“Tell your friend what it is, Rouletabille. Speak out. Relieve your mind. Tell me the secret that is killing you. I would tell you anything.”
Rouletabille looked down and steadily into my eyes. Then he said:
“You shall know all, Sainclair. You shall know as much as I do, and when you do, you will be as unhappy as I am, for you are kind and you are fond of me.”
Then he straightened back his shoulders as though he had already cast off a burden and pointed in the direction of the railway.
“We shall leave here in an hour,” he said. “There is no direct train from Eu to Paris in the winter: we shall not reach Paris until 7 o’clock. But that will give us plenty of time to pack our trunks and take the train that leaves the Lyons station at nine o’clock for Marseilles and Mentone.”
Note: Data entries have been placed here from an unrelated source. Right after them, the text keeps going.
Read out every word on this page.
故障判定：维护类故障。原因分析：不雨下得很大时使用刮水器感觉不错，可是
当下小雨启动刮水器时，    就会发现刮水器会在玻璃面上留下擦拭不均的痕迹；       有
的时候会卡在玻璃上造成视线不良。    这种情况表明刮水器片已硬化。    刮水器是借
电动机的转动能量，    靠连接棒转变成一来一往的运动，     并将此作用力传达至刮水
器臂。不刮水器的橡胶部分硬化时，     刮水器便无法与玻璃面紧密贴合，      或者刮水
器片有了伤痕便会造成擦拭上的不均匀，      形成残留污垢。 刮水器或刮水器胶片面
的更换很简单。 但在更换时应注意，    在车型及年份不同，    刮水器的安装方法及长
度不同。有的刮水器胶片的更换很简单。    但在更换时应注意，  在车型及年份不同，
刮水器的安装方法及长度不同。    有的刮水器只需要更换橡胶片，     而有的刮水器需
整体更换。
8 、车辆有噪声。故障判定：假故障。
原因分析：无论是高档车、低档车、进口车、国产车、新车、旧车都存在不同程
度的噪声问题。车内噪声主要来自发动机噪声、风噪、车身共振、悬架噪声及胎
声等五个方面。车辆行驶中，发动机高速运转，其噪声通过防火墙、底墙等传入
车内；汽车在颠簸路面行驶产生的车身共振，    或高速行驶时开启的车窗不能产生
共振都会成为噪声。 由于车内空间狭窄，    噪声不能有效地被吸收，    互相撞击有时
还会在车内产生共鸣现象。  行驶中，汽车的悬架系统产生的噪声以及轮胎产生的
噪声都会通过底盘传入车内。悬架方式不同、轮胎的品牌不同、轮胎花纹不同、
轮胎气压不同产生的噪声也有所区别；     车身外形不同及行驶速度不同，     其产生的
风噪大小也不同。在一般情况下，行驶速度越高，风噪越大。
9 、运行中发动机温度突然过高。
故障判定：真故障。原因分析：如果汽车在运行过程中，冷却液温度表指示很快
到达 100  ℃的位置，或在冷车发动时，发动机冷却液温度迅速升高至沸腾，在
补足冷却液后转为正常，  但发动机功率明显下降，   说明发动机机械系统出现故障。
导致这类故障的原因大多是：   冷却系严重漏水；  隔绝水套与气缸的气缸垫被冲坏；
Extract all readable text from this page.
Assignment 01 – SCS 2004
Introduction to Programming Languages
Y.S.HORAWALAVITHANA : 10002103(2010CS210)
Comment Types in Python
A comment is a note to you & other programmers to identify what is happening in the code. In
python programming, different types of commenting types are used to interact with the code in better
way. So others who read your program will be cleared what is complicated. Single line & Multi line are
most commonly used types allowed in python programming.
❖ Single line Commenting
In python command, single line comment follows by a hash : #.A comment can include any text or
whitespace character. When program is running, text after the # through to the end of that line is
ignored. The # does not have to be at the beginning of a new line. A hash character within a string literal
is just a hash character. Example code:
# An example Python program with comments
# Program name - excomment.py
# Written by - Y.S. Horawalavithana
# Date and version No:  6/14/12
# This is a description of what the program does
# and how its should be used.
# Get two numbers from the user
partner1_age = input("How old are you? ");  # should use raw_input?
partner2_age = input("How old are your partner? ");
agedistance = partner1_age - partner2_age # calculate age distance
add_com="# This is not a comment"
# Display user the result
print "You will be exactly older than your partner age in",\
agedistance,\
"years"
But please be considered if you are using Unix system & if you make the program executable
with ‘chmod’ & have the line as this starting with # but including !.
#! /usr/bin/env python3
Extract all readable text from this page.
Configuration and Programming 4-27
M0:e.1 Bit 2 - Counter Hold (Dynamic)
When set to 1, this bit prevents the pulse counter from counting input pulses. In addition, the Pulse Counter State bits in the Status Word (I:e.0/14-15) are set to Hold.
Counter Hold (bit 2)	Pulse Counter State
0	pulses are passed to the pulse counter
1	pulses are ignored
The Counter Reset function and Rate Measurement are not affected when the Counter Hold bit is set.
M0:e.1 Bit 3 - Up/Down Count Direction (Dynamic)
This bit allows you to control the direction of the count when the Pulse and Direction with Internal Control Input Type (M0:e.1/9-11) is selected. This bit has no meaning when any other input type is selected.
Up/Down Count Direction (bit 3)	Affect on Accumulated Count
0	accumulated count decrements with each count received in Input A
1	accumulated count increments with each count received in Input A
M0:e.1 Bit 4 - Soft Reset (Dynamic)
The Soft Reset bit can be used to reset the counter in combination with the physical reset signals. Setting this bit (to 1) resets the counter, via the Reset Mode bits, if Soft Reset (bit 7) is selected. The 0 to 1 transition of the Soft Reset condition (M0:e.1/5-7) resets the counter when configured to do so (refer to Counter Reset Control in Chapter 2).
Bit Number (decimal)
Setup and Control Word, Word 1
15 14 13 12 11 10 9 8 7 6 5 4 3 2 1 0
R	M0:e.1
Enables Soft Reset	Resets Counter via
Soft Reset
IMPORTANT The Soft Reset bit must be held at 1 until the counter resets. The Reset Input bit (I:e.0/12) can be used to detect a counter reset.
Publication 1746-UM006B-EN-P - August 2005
He did not ask my opinion on the course which he had laid out. He was taking me to Mentone, just as he had brought me to Trepot. He was well aware that in the present crisis I could refuse him nothing. Besides, he was in such a state of mental strain that even if he had wished it, I should scarcely have left him. And it was not hard for me to accompany him, for we were just beginning our long vacations, and my affairs were so arranged that I felt entirely at liberty.
“Then we are going to Eu?” I inquired.
“Yes: we will take the train from there. It will scarcely take half an hour to drive over.”
“We shall have spent only a little time in this part of the country,” I remarked.
“Enough, I hope—enough for me to find what I am looking for.”